Comment 566 for bug 620074

Revision history for this message
In , vesok (vesok-linux-kernel-bugs) wrote :

OK, the fun continues.

Installed the offending hard disk in another system, booted Fedora 14 live and the drive worked OK:
[root@localhost ~]# dd if=/dev/zero of=/dev/sd_ bs=1M count=4000 conv=fdatasync
4000+0 records in
4000+0 records out
4194304000 bytes (4.2 GB) copied, 50.0265 s, 83.8 MB/s

(Replaced /dev/sda with /dev/sd_ in case someone decides to copy/paste the command).

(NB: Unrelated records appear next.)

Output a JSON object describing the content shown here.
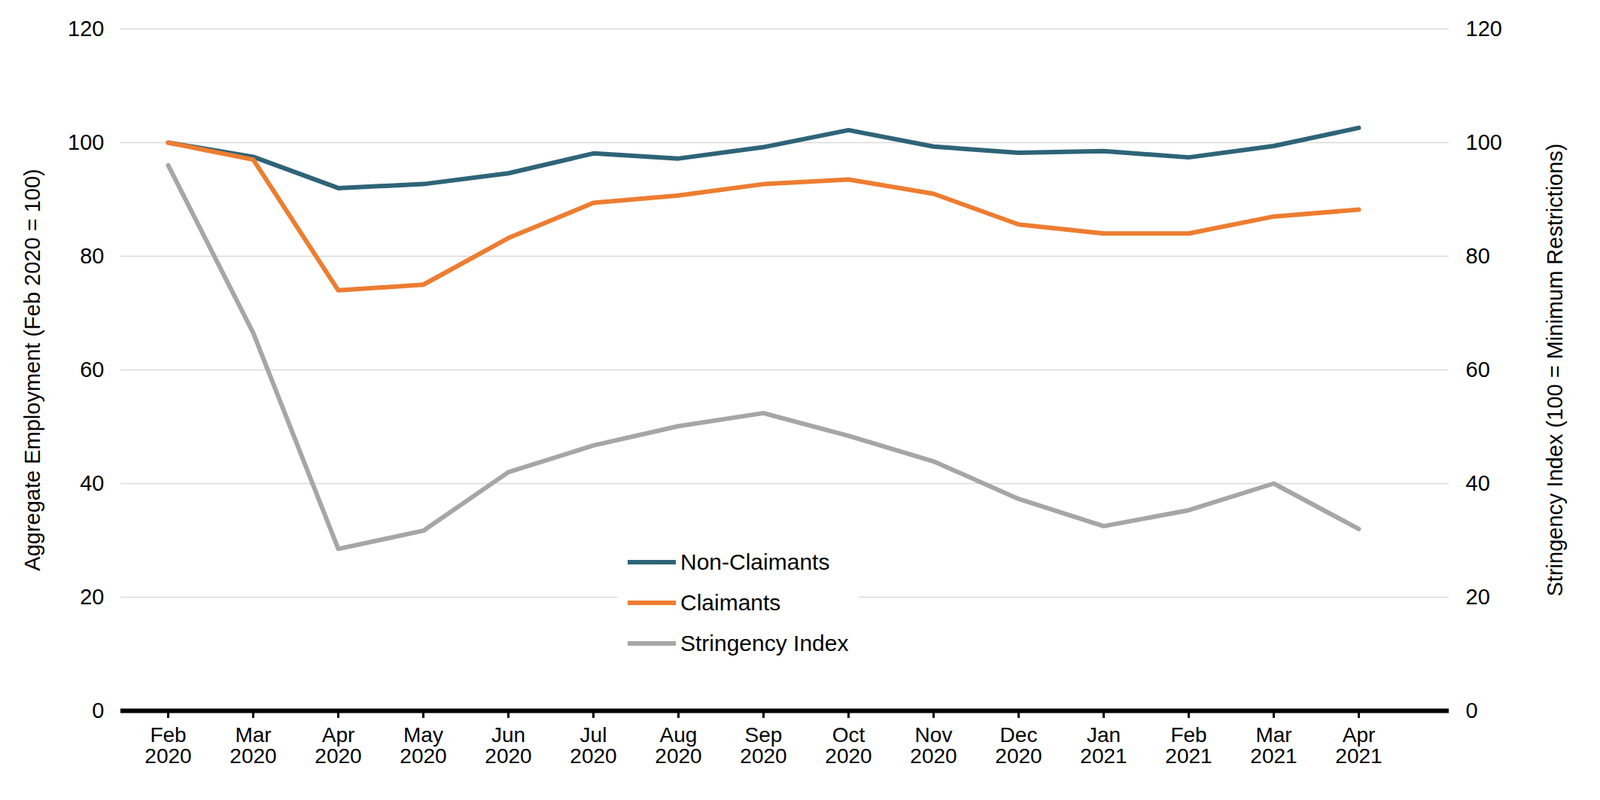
{
  "chart_data": {
    "type": "line",
    "x": [
      "Feb 2020",
      "Mar 2020",
      "Apr 2020",
      "May 2020",
      "Jun 2020",
      "Jul 2020",
      "Aug 2020",
      "Sep 2020",
      "Oct 2020",
      "Nov 2020",
      "Dec 2020",
      "Jan 2021",
      "Feb 2021",
      "Mar 2021",
      "Apr 2021"
    ],
    "y_label": "Aggregate Employment (Feb 2020 = 100)",
    "y2_label": "Stringency Index (100 = Minimum Restrictions)",
    "ylim": [
      0,
      120
    ],
    "yticks": [
      0,
      20,
      40,
      60,
      80,
      100,
      120
    ],
    "y2lim": [
      0,
      120
    ],
    "y2ticks": [
      0,
      20,
      40,
      60,
      80,
      100,
      120
    ],
    "grid": true,
    "legend": "bottom",
    "series": [
      {
        "name": "Non-Claimants",
        "color": "#2e6478",
        "values": [
          100,
          97.5,
          92,
          92.7,
          94.6,
          98.1,
          97.2,
          99.2,
          102.2,
          99.3,
          98.2,
          98.5,
          97.4,
          99.4,
          102.6
        ]
      },
      {
        "name": "Claimants",
        "color": "#ed7d31",
        "values": [
          100,
          97,
          74,
          75,
          83.2,
          89.4,
          90.7,
          92.7,
          93.5,
          91,
          85.6,
          84,
          84,
          87,
          88.2
        ]
      },
      {
        "name": "Stringency Index",
        "color": "#a6a6a6",
        "axis": "y2",
        "values": [
          96,
          66.5,
          28.5,
          31.7,
          42,
          46.7,
          50.1,
          52.4,
          48.4,
          43.9,
          37.3,
          32.5,
          35.3,
          40,
          32
        ]
      }
    ]
  }
}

Then I booted Knoppix 5.1.1 (from 2007) and saw the fault. CPU usage was 49.7%wa (dual cpu) and had to interrupt dd because it was taking way too long. Then I tried again with a smaller file:

root@Knoppix:~# uname -a
Linux Knoppix 2.6.19 #7 SMP PREEMPT Sun Dec 17 22:01:07 CET 2006 i686 GNU/Linux
root@Knoppix:~# dd if=/dev/zero of=/dev/sd_ bs=1M count=40 conv=fdatasync
40+0 records in
40+0 records out
41943040 bytes (42 MB) copied, 20.8245 seconds, 2.0 MB/s

Then I booted Fedora again and saw the fault again:
[root@localhost ~]# uname -a
Linux localhost.localdomain 2.6.35.6-45.fc14.i686 #1 SMP Mon Oct 18 23:56:17 UTC 2010 i686 i686 i386 GNU/Linux
[root@localhost ~]# dd if=/dev/zero of=/dev/sd_ bs=1M count=40 conv=fdatasync
40+0 records in
40+0 records out
41943040 bytes (42 MB) copied, 20.3055 s, 2.1 MB/s

@ #548 From Zenith88:
Ignoring the possibility of a hardware fault when the evidence points that way surely brings those who practice that great deal of fruitless debugging and frustration.

@ #550 From D.M.
I don't think it is the "partition starts at the wrong sector" issue. In the dd commands listed above I was writing to the drive as a whole, without messing with partitions at all.
For the sake of it I decided to create a new partition and see what will happen:
[root@localhost ~]# fdisk -H 224 -S 56 /dev/sd_
Device contains neither a valid DOS partition table, nor Sun, SGI or OSF disklabel
Building a new DOS disklabel with disk identifier 0x9b81ad16.
Changes will remain in memory only, until you decide to write them.
After that, of course, the previous content won't be recoverable.

Warning: invalid flag 0x0000 of partition table 4 will be corrected by w(rite)

Command (m for help): n
Command action
   e extended
   p primary partition (1-4)
p
Partition number (1-4, default 1): 1
First sector (2048-2930275054, default 2048):
Using default value 2048
Last sector, +sectors or +size{K,M,G} (2048-2930275054, default 2930275054): +10G

Command (m for help): p

Disk /dev/sda: 1500.3 GB, 1500300828160 bytes
224 heads, 56 sectors/track, 233599 cylinders, total 2930275055 sectors
Units = sectors of 1 * 512 = 512 bytes
Sector size (logical/physical): 512 bytes / 512 bytes
I/O size (minimum/optimal): 512 bytes / 512 bytes
Disk identifier: 0x9b81ad16

   Device Boot Start End Blocks Id System
/dev/sda1 2048 20973567 10485760 83 Linux

Command (m for help): w
The partition table has been altered!

Calling ioctl() to re-read partition table.
Syncing disks.
[root@localhost ~]# mkfs.ext2 -q /dev/sda_
[root@localhost ~]# mount /dev/sda1 /mnt
[root@localhost ~]# dd if=/dev/zero of=/mnt/bigfile bs=1M count=100 conv=fdatasync
100+0 records in
100+0 records out
104857600 bytes (105 MB) copied, 77.3839 s, 1.4 MB/s

I guess the performance drop can be attributed to the filesystem overhead.

The issue you describe with writing a large bunch of dirty pages is a real one but is different to the high iowait times.

I have seen high iowait times when the only active application I had was rtorrent running in seeding mode - so no disk writes but lots of disk reads from all over the place, with total system memory less than the size of the torrent.

Basically when the performance of the drive drops from 80 MB/s to 2 MB/s the only thing the kernel does is waiting for I/O operations to complete. I am not sure if there is a solution for this problem at all.

The disk is still available so I can run more tests if anyone is interested.